Cultura Arte

L’occhio selvaggio di Arturo Schwarz, oltre la galleria

Autrice: Cristiana Campanini - Art Around

Filosofo, poeta e critico. Collezionista e gallerista-editore. Il suo viaggio libero nella storia dell’arte del Novecento, tra dada, surrealismo e seconde avanguardie.

Ritratto di Arturo Schwarz scattata in occasione dei 90 anni festeggiati alla Fondazione Mudima nel 2014. Foto di Fabio Mantegna.

Come si fa a commerciare arte? La domanda è secca, immediata e schietta, com’era Oliviero Toscani. Incalzava Arturo Schwarz (Alessandria d'Egitto, 1924 – Genova, 2021) in una chiacchierata dalla regia suadente di Philippe Daverio. La risposta era limpida, ma anche fluviale per l’energia trasmessa, e allo stesso tempo poetica, nelle perfette corde del collezionista, ma anche poeta e filosofo e soprattutto, nella nostra prospettiva, gallerista-editore (binomio ricorrente nella storia del mercato del Novecento, a partire dai pionieri come Paul Durand-Ruel, angelo custode degli impressionisti).

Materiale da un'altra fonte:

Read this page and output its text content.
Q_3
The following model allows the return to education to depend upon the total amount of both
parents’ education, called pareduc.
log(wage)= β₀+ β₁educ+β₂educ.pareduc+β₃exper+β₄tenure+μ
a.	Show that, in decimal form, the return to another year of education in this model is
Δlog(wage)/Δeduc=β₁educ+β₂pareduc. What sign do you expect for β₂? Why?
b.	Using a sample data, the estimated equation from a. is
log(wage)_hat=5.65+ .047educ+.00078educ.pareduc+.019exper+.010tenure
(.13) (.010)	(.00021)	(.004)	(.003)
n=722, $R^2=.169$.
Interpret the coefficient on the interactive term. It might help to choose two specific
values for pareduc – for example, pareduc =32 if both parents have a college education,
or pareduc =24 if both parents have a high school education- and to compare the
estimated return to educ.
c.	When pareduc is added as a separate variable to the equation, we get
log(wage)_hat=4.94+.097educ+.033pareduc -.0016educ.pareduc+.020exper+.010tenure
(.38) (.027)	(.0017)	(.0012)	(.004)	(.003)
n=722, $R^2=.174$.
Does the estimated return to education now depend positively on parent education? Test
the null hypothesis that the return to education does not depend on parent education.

Ecco la ragionevole sintesi di Schwarz: «Le qualità necessarie a commerciare arte sono due. La prima è l’occhio, un occhio allo stato selvaggio, un occhio straordinario come quello di André Breton, ad esempio. È un diapason che sa vibrare in concomitanza con le onde emesse dall’artista. Le riconosce e vibra. La seconda qualità è ugualmente importante. Ed è la cultura». 

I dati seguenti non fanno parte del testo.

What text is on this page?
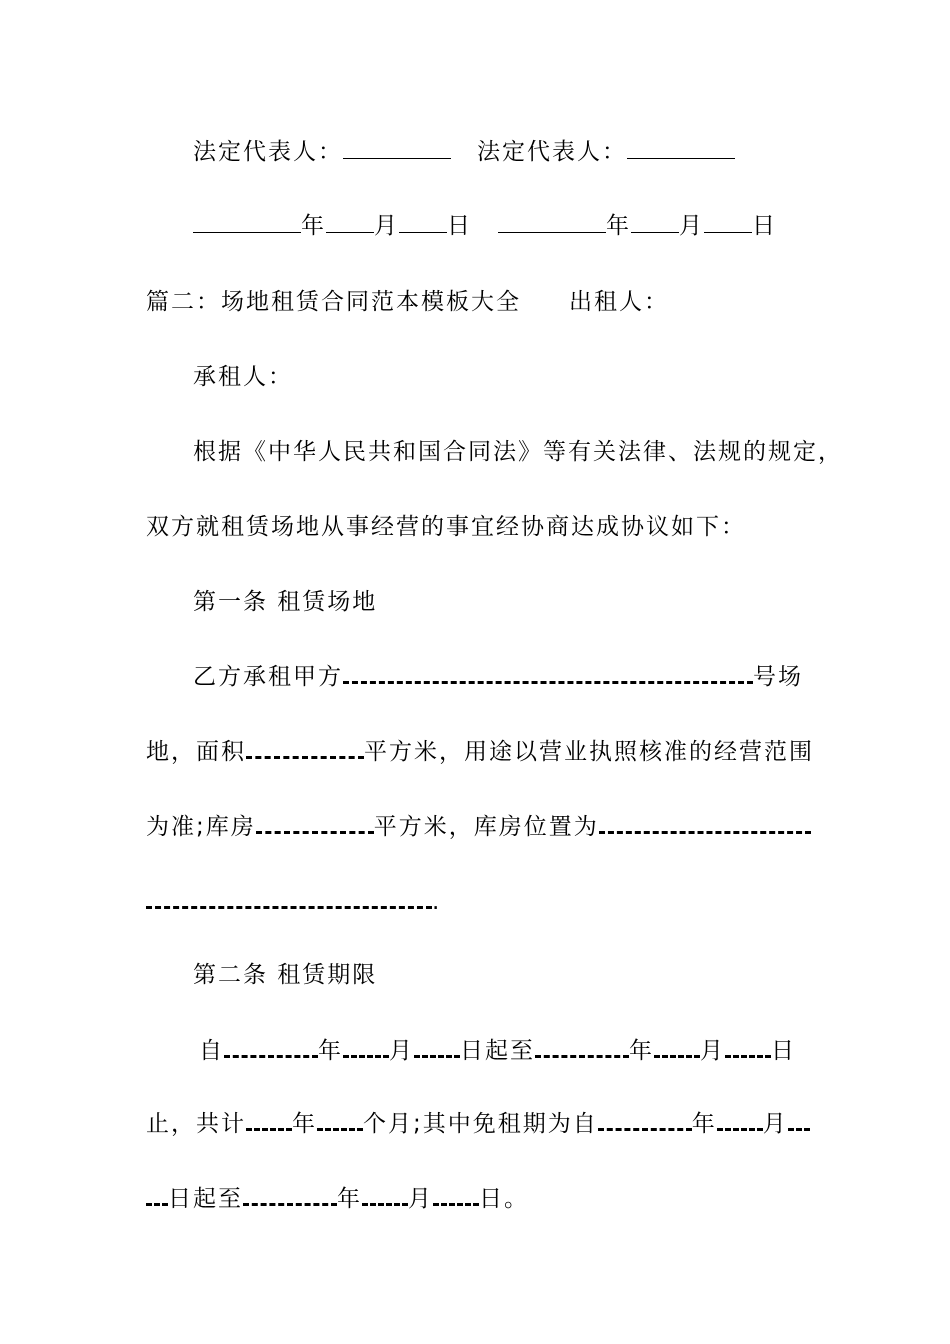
法定代表人：	法定代表人：
年 月 日	年 月 日
篇二：场地租赁合同范本模板大全 出租人：
承租人：
根据《中华人民共和国合同法》等有关法律、法规的规定，
双方就租赁场地从事经营的事宜经协商达成协议如下：
第一条 租赁场地
乙方承租甲方	号场
地，面积	平方米，用途以营业执照核准的经营范围
为准;库房	平方米，库房位置为
.
第二条 租赁期限
自	年 月 日起至	年 月 日
止，共计 年 个月;其中免租期为自	年 月
日起至	年 月 日。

Gillo Dorfles con Nino Soldano alla Fondazione Mudima in occasione della mostra dedicata alla Galleria Schwarz, 1995. Foto di Faycal Zaouali.

Intuito e spirito di osservazione, quindi, sono la prima qualità per Schwarz, da associarsi a una profonda conoscenza e consapevolezza culturale, competenze dalla prospettiva vasta e allargata, a dominare orizzonti ben più ampi della sola arte. Sono queste le antenne che un gallerista deve saper mettere in campo e sintonizzare se vuole potersi orientare nelle scelte.

L’occhio selvaggio è un’espressione mutuata dalla storia del surrealismo, a cui Schwarz rivolge tutte le sue cure per una vita intera. Il gallerista, infatti, citava l’amico André Breton, che conosceva per un lungo scambio epistolare iniziato in adolescenza. “L’occhio esiste allo stato selvaggio”, scriveva l’artista in un saggio dedicato all’immaginario surrealista, trasgressivo e a perdita d’occhio, come affascinava Schwarz.

“Le meraviglie della terra a trenta metri d’altezza, le meraviglie del mare a trenta metri di profondità hanno come solo testimone l’occhio selvaggio che per i colori si riallaccia sempre all’arcobaleno”. Basta un breve cenno a queste parole, per sintonizzarsi su una storia personale e professionale che ha attraversato il Novecento, a lungo custode dell’arte surrealista, a partire dalle primissime mosse della sua attività milanese, che in origine era stata irrimediabilmente politica.

La fede trotskista (ferrea fino a quando si allontanava da quegli ideali a metà anni Sessanta, dismettendo lo pseudonimo di Tristan Savage, uno dei fondatori della IV Internazionale trotskista in Egitto), lo portava a terribili persecuzioni nel suo paese di origine, l’Egitto, che lo considerava un pericoloso sovversivo. Qui la sua attività di editore aveva un’interruzione brusca a causa del carcere durato 18 mesi di torture.

Arturo Schwarz alla Fondazione Mudima nel 1995. Foto di Faycal Zaouali.
Arturo Schwarz tra le opere della sua collezione al fianco di Emilio Tadini e di Gino Di Maggio. Foto di Faycal Zaouali.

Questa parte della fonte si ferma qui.